C’est dans la complexité que la qualité de l’execution réside pas dans la phase d’idéation.. Bref je suis d’accord que l’urgence que crée le design sprint n’aide en rien à changer une organisation ou un produit.. tout au plus il aide à impulser une solution qui est probablement un peu trop simpliste pour résister à l’épreuve de la réalisation.
Merci de ton retour.
Je te rejoins assez sur la partie « Je dirai aussi que les trois premiers jours vont pouvoir faire émerger des problèmes auxquels il va être nécessaire de consacrer un temps plus long pour y répondre apportant plus de questions que de réponses. »
J’ai un peu l’impression que beaucoup de clients ou stakeholders attendent d’un design sprint des « solutions » alors qu’au final, bien souvent, l’exercice sert surtout à mettre le doigt sur différents problèmes (souvent organisationnels). Mais que c’est vendu aux clients comme « vous en faites pas en 5 jours on va trouver toutes les solutions et vous aurez un proto testé à la fin ». C’est vrai, après tout, leur vendre 5 jours de « alors en fait on va passer 5 jours à soulever des questions que vous aviez pas envie de soulever et on aura pas forcément de réponses à la fin » c’est un peu plus compliqué à vendre.

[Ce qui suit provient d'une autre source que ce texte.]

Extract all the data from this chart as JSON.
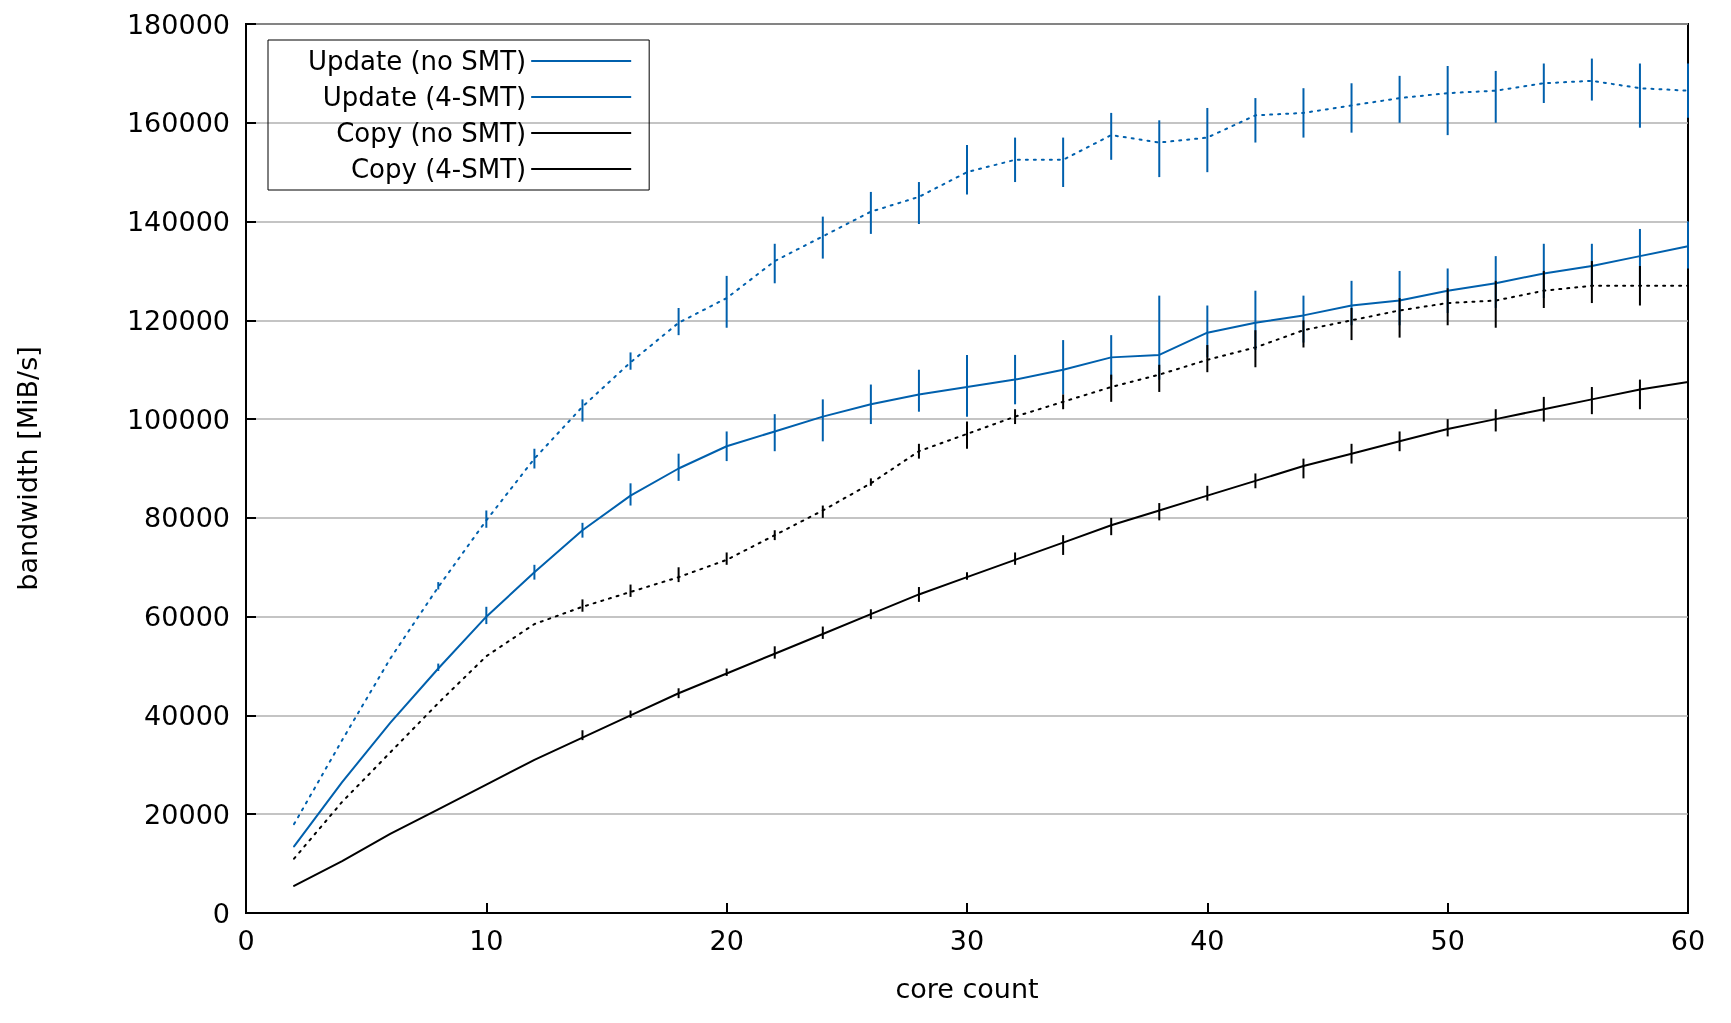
{
  "chart_data": {
    "type": "line",
    "xlabel": "core count",
    "ylabel": "bandwidth [MiB/s]",
    "x": [
      2,
      4,
      6,
      8,
      10,
      12,
      14,
      16,
      18,
      20,
      22,
      24,
      26,
      28,
      30,
      32,
      34,
      36,
      38,
      40,
      42,
      44,
      46,
      48,
      50,
      52,
      54,
      56,
      58,
      60
    ],
    "xlim": [
      0,
      60
    ],
    "xticks": [
      0,
      10,
      20,
      30,
      40,
      50,
      60
    ],
    "ylim": [
      0,
      180000
    ],
    "yticks": [
      0,
      20000,
      40000,
      60000,
      80000,
      100000,
      120000,
      140000,
      160000,
      180000
    ],
    "grid": "y",
    "legend": "top left",
    "marker": "none",
    "series": [
      {
        "name": "Update (no SMT)",
        "color": "#0060ad",
        "line_style": "solid",
        "values": [
          13500,
          26500,
          38500,
          49500,
          60000,
          69000,
          77500,
          84500,
          90000,
          94500,
          97500,
          100500,
          103000,
          105000,
          106500,
          108000,
          110000,
          112500,
          113000,
          117500,
          119500,
          121000,
          123000,
          124000,
          126000,
          127500,
          129500,
          131000,
          133000,
          135000
        ],
        "errors": [
          null,
          null,
          null,
          [
            49000,
            50500
          ],
          [
            58500,
            62000
          ],
          [
            67500,
            70500
          ],
          [
            76000,
            79000
          ],
          [
            82500,
            87000
          ],
          [
            87500,
            93000
          ],
          [
            91500,
            97500
          ],
          [
            93500,
            101000
          ],
          [
            95500,
            104000
          ],
          [
            99000,
            107000
          ],
          [
            101500,
            110000
          ],
          [
            100500,
            113000
          ],
          [
            103000,
            113000
          ],
          [
            105000,
            116000
          ],
          [
            108000,
            117000
          ],
          [
            108000,
            125000
          ],
          [
            112500,
            123000
          ],
          [
            114000,
            126000
          ],
          [
            115500,
            125000
          ],
          [
            119000,
            128000
          ],
          [
            119000,
            130000
          ],
          [
            121500,
            130500
          ],
          [
            122500,
            133000
          ],
          [
            124500,
            135500
          ],
          [
            127000,
            135500
          ],
          [
            127000,
            138500
          ],
          [
            130000,
            140000
          ]
        ]
      },
      {
        "name": "Update (4-SMT)",
        "color": "#0060ad",
        "line_style": "dotted",
        "values": [
          18000,
          35000,
          51500,
          66000,
          79500,
          92000,
          102500,
          111500,
          119500,
          124500,
          132000,
          137000,
          142000,
          145000,
          150000,
          152500,
          152500,
          157500,
          156000,
          157000,
          161500,
          162000,
          163500,
          165000,
          166000,
          166500,
          168000,
          168500,
          167000,
          166500
        ],
        "errors": [
          null,
          null,
          null,
          [
            65500,
            67000
          ],
          [
            78000,
            81500
          ],
          [
            90000,
            94000
          ],
          [
            99500,
            104000
          ],
          [
            110000,
            113500
          ],
          [
            117000,
            122500
          ],
          [
            118500,
            129000
          ],
          [
            127500,
            135500
          ],
          [
            132500,
            141000
          ],
          [
            137500,
            146000
          ],
          [
            139500,
            148000
          ],
          [
            145500,
            155500
          ],
          [
            148000,
            157000
          ],
          [
            147000,
            157000
          ],
          [
            152500,
            162000
          ],
          [
            149000,
            160500
          ],
          [
            150000,
            163000
          ],
          [
            156000,
            165000
          ],
          [
            157000,
            167000
          ],
          [
            158000,
            168000
          ],
          [
            160000,
            169500
          ],
          [
            157500,
            171500
          ],
          [
            160000,
            170500
          ],
          [
            164000,
            172000
          ],
          [
            164500,
            173000
          ],
          [
            159000,
            172000
          ],
          [
            161000,
            172000
          ]
        ]
      },
      {
        "name": "Copy (no SMT)",
        "color": "#000000",
        "line_style": "solid",
        "values": [
          5500,
          10500,
          16000,
          21000,
          26000,
          31000,
          35500,
          40000,
          44500,
          48500,
          52500,
          56500,
          60500,
          64500,
          68000,
          71500,
          75000,
          78500,
          81500,
          84500,
          87500,
          90500,
          93000,
          95500,
          98000,
          100000,
          102000,
          104000,
          106000,
          107500
        ],
        "errors": [
          null,
          null,
          null,
          null,
          null,
          null,
          [
            35000,
            37000
          ],
          [
            39500,
            41000
          ],
          [
            43500,
            45500
          ],
          [
            48000,
            49500
          ],
          [
            51500,
            54000
          ],
          [
            55500,
            58000
          ],
          [
            59500,
            61500
          ],
          [
            63000,
            66000
          ],
          [
            67500,
            69000
          ],
          [
            70500,
            73000
          ],
          [
            72500,
            76500
          ],
          [
            76500,
            80000
          ],
          [
            79500,
            83000
          ],
          [
            83500,
            86500
          ],
          [
            86000,
            89000
          ],
          [
            88000,
            92000
          ],
          [
            91000,
            95000
          ],
          [
            93500,
            97500
          ],
          [
            96500,
            100000
          ],
          [
            97500,
            102000
          ],
          [
            99500,
            104500
          ],
          [
            101000,
            106500
          ],
          [
            102000,
            108000
          ],
          [
            105000,
            111000
          ]
        ]
      },
      {
        "name": "Copy (4-SMT)",
        "color": "#000000",
        "line_style": "dotted",
        "values": [
          11000,
          22500,
          32500,
          42500,
          52000,
          58500,
          62000,
          65000,
          68000,
          71500,
          76500,
          81500,
          87000,
          93500,
          97000,
          100500,
          103500,
          106500,
          109000,
          112000,
          114500,
          118000,
          120000,
          122000,
          123500,
          124000,
          126000,
          127000,
          127000,
          127000
        ],
        "errors": [
          null,
          null,
          null,
          null,
          null,
          null,
          [
            61000,
            63500
          ],
          [
            64000,
            66500
          ],
          [
            67000,
            70000
          ],
          [
            70500,
            73000
          ],
          [
            75500,
            77500
          ],
          [
            80000,
            82500
          ],
          [
            86500,
            88000
          ],
          [
            92000,
            95000
          ],
          [
            94000,
            99500
          ],
          [
            99000,
            102000
          ],
          [
            102000,
            105000
          ],
          [
            103500,
            109000
          ],
          [
            105500,
            111000
          ],
          [
            109500,
            115000
          ],
          [
            110500,
            118000
          ],
          [
            114500,
            120000
          ],
          [
            116000,
            122500
          ],
          [
            116500,
            124500
          ],
          [
            119000,
            126500
          ],
          [
            118500,
            128000
          ],
          [
            122500,
            130000
          ],
          [
            123500,
            132000
          ],
          [
            123000,
            131000
          ],
          [
            123000,
            130500
          ]
        ]
      }
    ]
  }
}
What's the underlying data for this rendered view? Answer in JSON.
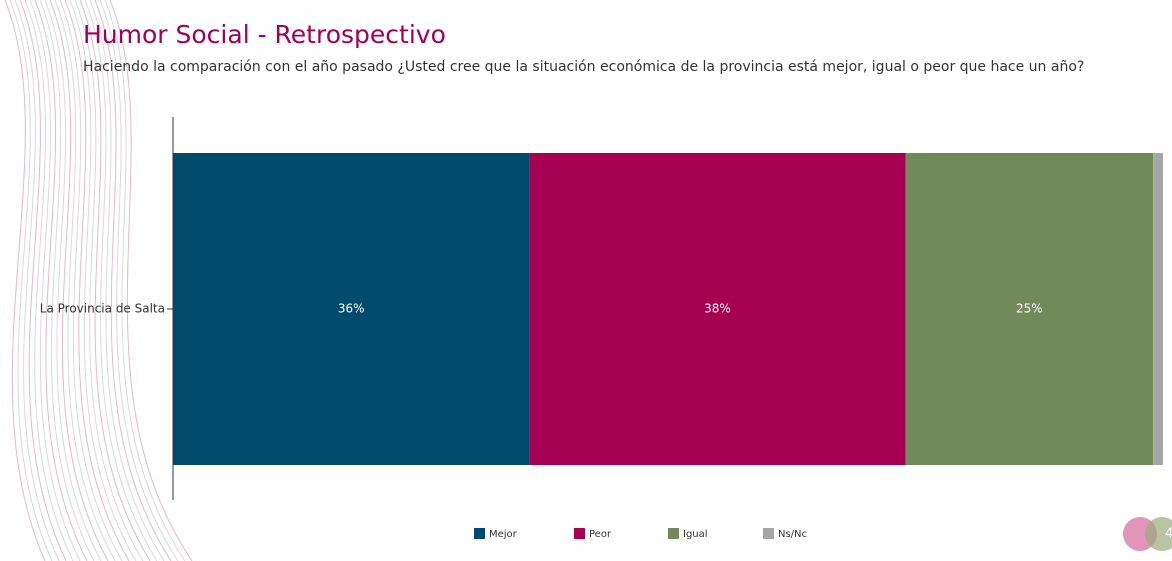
{
  "chart_data": {
    "type": "stacked-bar-horizontal",
    "title": "Humor Social - Retrospectivo",
    "subtitle": "Haciendo la comparación con el año pasado ¿Usted cree que la situación económica de la provincia está mejor, igual o peor que hace un año?",
    "categories": [
      "La Provincia de Salta"
    ],
    "xlim": [
      0,
      100
    ],
    "series": [
      {
        "name": "Mejor",
        "color": "#004a6b",
        "values": [
          36
        ],
        "value_labels": [
          "36%"
        ]
      },
      {
        "name": "Peor",
        "color": "#a50052",
        "values": [
          38
        ],
        "value_labels": [
          "38%"
        ]
      },
      {
        "name": "Igual",
        "color": "#72895a",
        "values": [
          25
        ],
        "value_labels": [
          "25%"
        ]
      },
      {
        "name": "Ns/Nc",
        "color": "#a6a6a6",
        "values": [
          1
        ]
      }
    ],
    "legend": "bottom",
    "page_number": "4"
  }
}
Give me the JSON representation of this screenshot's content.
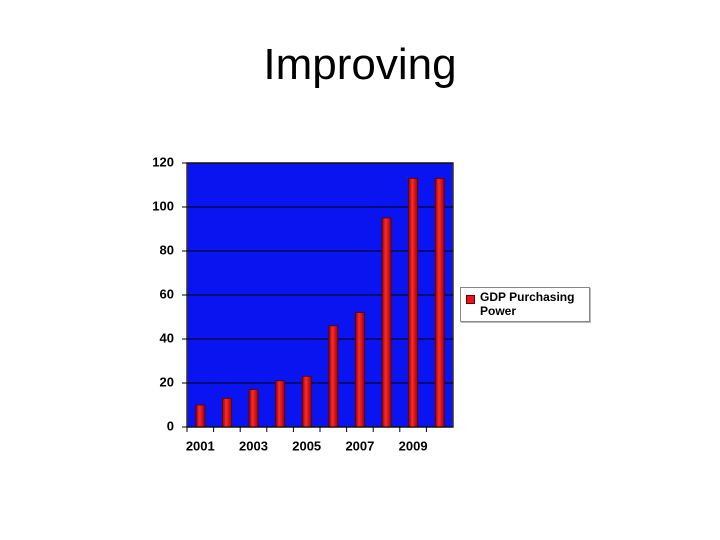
{
  "title": "Improving",
  "chart_data": {
    "type": "bar",
    "categories": [
      "2001",
      null,
      "2003",
      null,
      "2005",
      null,
      "2007",
      null,
      "2009",
      null
    ],
    "series": [
      {
        "name": "GDP Purchasing Power",
        "color": "#e8141c",
        "values": [
          10,
          13,
          17,
          21,
          23,
          46,
          52,
          95,
          113,
          113
        ]
      }
    ],
    "ylim": [
      0,
      120
    ],
    "yticks": [
      0,
      20,
      40,
      60,
      80,
      100,
      120
    ],
    "grid": true,
    "legend": "right",
    "plot_background": "#0a14f0"
  }
}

L’exercice reste interessant, mais j’ai peur qu’on en attende un peu « trop » en terme de solutions.
L’autre constat de mon côté c’est également l’enchainement des « design sprints » (qui n’en sont pas vraiment) chez certains clients car la notion de « sprint » est connue dans leurs équipes agiles. Du coup, certaines personnes semblent croire que le « design sprint » c’est juste un « sprint de design » et qu’on peut faire un design sprint chaque mois avant les sprints de dev. Il y a aussi du coup à mon avis une grosse confusion ici qui amène certaines entreprises à croire qu’il suffit de faire un design sprint avant un cycle de sprints de dev et pouf à la fin du design sprint on a toutes les maquettes testées et validées, y a plus qu’à développer.